Впрочем, ничего нового не было в нашем выборе путей, потому что
таким образом мы лишь повторяли закольцованный российский
сюжет, который возник неизвестно как давно (по крайней мере явно
до Петра Великого) и которому суждено повторяться ровно
столько, сколько просуществует наша страна. Странный это сюжет,
особенно если взглянуть на него со стороны упомянутого мифа
о людях, рассеченных надвое: что за инверсия, ведь наша
дружба и взаимная любовь были так замечательны и так наполняли
наши жизни, чего нам было расходиться? Но жизнью людей
правят таинственные силы... Итак, я пустился тренировать себя в
искусстве рациональности и достиг в этом удивительных
результатов (чего российский человек только не может, спрошу вас).
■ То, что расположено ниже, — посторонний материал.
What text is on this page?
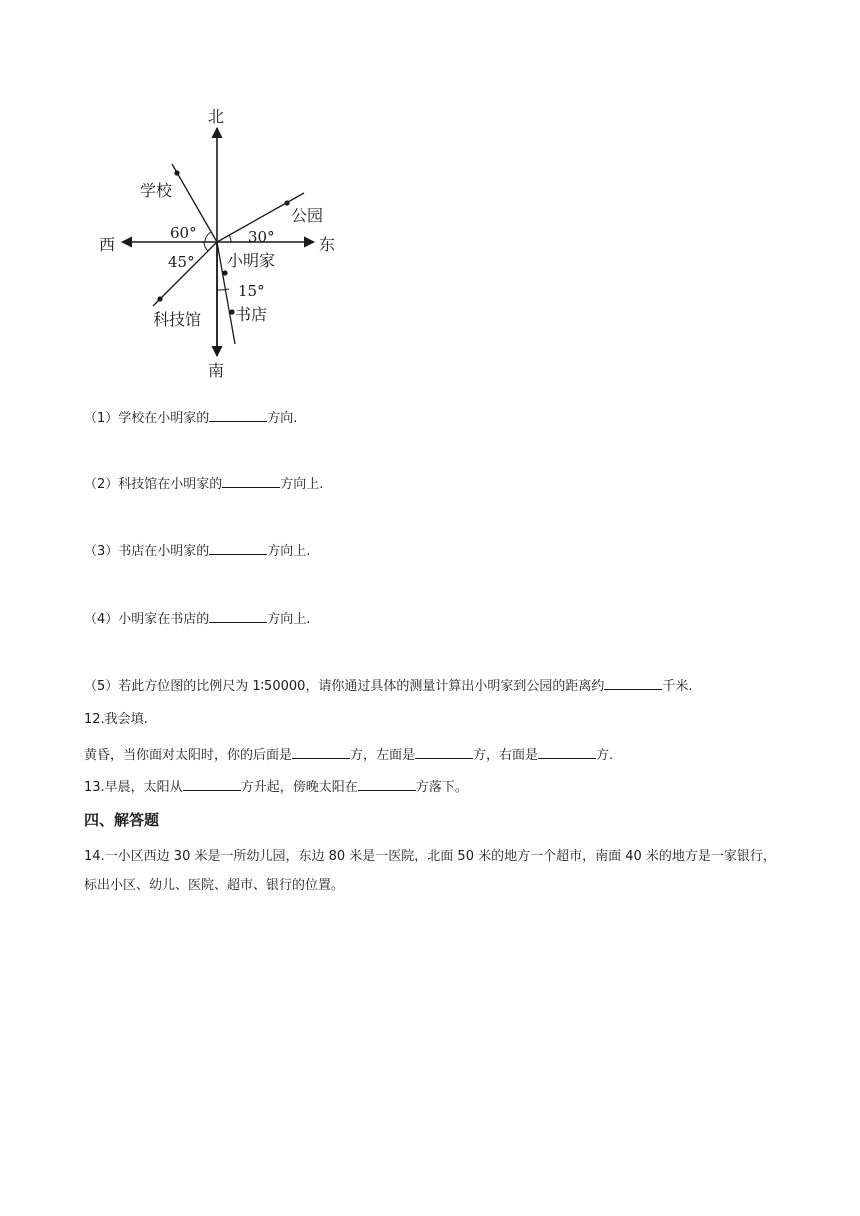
北
南
东
西
学校
公园
小明家
科技馆 书店
60°	30°
45°
15°
（1）学校在小明家的	方向.
（2）科技馆在小明家的	方向上.
（3）书店在小明家的	方向上.
（4）小明家在书店的	方向上.
（5）若此方位图的比例尺为 1∶50000，请你通过具体的测量计算出小明家到公园的距离约	千米.
12.我会填.
黄昏，当你面对太阳时，你的后面是	方，左面是	方，右面是	方.
13.早晨，太阳从	方升起，傍晚太阳在	方落下。
四、解答题
14.一小区西边 30 米是一所幼儿园，东边 80 米是一医院，北面 50 米的地方一个超市，南面 40 米的地方是一家银行，标出小区、幼儿、医院、超市、银行的位置。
То есть, я хочу спросить другое, и даже не кого-то спросить,
а самого себя: каков же после всего результат от этих
результатов? Я мечу гром и молнии против всех и вся, а сам-то я
как сам живу? Я не собираюсь сожалеть, вот, мол, не туда
пошел, и если бы по второму разу, то исправил бы ошибку – люди,
бывает, ноют таким образом – только не я. На самом деле я
знаю, что есть только одно правило «нормальной» жизни,
сформулированное Симоной Вайль: «человек должен вырвать себя с
корнем и нести остальную жизнь, как крест» – и вовсе не в таком
драматическом смысле, а просто потому, что человек и вообще
так создан жить, хоть и не понимает этого, хоть и стремиться
улизнуть в какую-то выдуманную им самим «нормальность». Но
на этом фоне я спрашиваю: как же я сам теперь живу? Теперь я
живу, почти исключительно глазея в современный посторонний
телевизор и читая постороннюю ежедневную прессу – что
касается старинных высоких и вечных книг, то забыл даже, когда
держал в руках одну из них. Теперь я способен сидеть хоть
полдня, уставившись в самую что ни на есть глупую передачу, и
хоть бы хны. Понятно, что ни американская литература ни
телевидение не угостят меня «настоящим искусством», но я замечаю,
что смирился с этим. Мне, кажется, и не нужно настоящее
искусство, я как бы его забыл, мне подавай старый Голливуд с Кэри
Грантом или Фредом Астером, и так очень даже приятно жить.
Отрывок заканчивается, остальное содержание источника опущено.